Processor function can be passed to CellToTeX in "Processor" option. If this option is not given, CellToTeX extracts default processor from "CellStyleOptions" option. This extraction is based on cell style, given explicitly as "Style" option or extracted from given Cell expression.

Currently package provides 11 processor functions, from which default processors, for different cell styles, are composed.

Some processor functions accept options. List of options for processors can be given to CellToTeX as value of "ProcessorOptions" option. Default values of processor options for different cell styles are extracted from "CellStyleOptions" option.


tl;dr: If you have a notebook you want to convert, put the following at the top of you notebook:

Import["https://raw.githubusercontent.com/jkuczm/\
MathematicaSyntaxAnnotations/master/SyntaxAnnotations/\
SyntaxAnnotations.m"]

Import["https://raw.githubusercontent.com/jkuczm/\
MathematicaCellsToTeX/master/NoInstall.m"]

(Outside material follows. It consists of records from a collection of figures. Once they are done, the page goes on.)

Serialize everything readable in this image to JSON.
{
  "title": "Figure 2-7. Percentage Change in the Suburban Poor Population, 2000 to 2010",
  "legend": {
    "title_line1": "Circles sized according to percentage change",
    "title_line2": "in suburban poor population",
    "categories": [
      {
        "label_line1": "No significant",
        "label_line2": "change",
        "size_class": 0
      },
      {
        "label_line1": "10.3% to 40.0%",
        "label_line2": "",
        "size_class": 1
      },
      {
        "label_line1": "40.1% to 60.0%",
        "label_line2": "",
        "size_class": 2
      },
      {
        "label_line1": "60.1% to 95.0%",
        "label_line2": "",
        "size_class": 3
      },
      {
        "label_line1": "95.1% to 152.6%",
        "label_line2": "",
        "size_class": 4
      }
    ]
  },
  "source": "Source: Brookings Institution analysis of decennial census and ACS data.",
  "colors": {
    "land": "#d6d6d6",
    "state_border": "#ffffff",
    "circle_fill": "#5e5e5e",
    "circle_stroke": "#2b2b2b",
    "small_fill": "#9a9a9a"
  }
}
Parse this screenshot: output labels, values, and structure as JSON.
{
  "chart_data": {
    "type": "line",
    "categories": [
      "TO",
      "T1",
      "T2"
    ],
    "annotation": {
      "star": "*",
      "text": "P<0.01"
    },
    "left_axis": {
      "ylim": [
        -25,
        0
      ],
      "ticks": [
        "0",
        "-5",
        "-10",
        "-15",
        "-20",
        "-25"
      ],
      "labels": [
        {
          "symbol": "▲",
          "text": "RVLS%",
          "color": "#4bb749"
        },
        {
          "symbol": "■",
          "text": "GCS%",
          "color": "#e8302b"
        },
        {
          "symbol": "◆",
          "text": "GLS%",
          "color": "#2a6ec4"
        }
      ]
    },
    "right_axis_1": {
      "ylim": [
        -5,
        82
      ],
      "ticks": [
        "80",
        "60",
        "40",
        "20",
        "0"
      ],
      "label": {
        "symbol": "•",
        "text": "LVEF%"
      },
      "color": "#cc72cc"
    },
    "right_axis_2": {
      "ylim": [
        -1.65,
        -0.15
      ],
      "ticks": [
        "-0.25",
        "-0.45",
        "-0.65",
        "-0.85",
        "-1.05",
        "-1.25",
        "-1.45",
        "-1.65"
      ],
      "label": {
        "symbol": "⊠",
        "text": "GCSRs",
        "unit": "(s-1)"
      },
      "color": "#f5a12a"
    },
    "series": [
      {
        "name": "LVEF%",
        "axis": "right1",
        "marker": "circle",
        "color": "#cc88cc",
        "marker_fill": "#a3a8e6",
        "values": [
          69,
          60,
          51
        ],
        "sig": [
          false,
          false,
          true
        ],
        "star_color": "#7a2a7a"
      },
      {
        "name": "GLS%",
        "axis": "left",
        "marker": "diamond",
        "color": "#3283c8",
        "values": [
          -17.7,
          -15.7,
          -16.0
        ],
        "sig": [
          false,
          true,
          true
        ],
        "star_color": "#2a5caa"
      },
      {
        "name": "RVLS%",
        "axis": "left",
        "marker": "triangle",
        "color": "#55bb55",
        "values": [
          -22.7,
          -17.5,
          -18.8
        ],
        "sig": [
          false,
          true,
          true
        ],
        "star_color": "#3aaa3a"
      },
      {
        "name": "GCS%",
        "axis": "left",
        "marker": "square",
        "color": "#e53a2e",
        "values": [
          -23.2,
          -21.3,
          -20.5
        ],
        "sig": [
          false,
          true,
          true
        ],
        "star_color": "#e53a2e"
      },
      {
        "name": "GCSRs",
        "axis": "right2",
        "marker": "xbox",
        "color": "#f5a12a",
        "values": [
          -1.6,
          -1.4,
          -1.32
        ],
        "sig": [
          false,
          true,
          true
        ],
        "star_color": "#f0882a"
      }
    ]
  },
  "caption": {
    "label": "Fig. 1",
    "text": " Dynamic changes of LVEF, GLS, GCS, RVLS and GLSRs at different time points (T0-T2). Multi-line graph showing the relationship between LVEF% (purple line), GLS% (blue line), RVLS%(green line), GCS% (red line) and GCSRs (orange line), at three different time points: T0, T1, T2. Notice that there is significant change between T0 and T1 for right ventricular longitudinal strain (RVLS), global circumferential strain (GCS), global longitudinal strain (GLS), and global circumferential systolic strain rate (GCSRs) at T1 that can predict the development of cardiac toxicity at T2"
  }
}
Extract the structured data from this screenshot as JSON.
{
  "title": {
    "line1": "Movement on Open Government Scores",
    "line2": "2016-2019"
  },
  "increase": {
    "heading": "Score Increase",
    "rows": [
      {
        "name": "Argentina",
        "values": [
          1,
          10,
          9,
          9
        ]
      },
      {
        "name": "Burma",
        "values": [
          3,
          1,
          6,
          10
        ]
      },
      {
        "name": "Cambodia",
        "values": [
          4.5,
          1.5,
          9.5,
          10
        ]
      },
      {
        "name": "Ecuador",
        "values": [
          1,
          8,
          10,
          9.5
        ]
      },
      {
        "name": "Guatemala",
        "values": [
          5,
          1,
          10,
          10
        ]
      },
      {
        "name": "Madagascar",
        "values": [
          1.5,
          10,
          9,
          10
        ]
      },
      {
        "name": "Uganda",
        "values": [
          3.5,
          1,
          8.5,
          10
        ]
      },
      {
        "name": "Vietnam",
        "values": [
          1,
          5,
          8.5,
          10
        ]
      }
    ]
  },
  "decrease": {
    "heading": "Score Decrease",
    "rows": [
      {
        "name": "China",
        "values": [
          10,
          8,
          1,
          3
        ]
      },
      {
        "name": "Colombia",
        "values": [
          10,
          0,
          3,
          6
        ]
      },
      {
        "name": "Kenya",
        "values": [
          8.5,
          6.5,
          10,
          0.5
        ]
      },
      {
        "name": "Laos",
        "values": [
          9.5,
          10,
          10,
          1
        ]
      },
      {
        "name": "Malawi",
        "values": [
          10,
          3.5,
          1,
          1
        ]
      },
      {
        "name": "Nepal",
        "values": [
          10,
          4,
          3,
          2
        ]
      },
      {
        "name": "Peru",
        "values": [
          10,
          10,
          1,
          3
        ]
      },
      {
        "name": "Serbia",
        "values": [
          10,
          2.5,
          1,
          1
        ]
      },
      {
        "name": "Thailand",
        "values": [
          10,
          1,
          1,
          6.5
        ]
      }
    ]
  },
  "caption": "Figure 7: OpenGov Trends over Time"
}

Then put this at the bottom of your notebook:

SetOptions[CellToTeX, "CurrentCellIndex" -> Automatic];
ExportString[
 NotebookGet[] /. 
  cell : Cell[_, __] :> Cell[CellToTeX[cell], "Final"], "TeX", 
 "FullDocument" -> False, "ConversionRules" -> {"Final" -> Identity}]

It will output the code as a text output IN your notebook. Copy-paste the code to your latex document. Add \usepackage{mmacells} to the top of your latex document, and put this style file in your latex file's folder.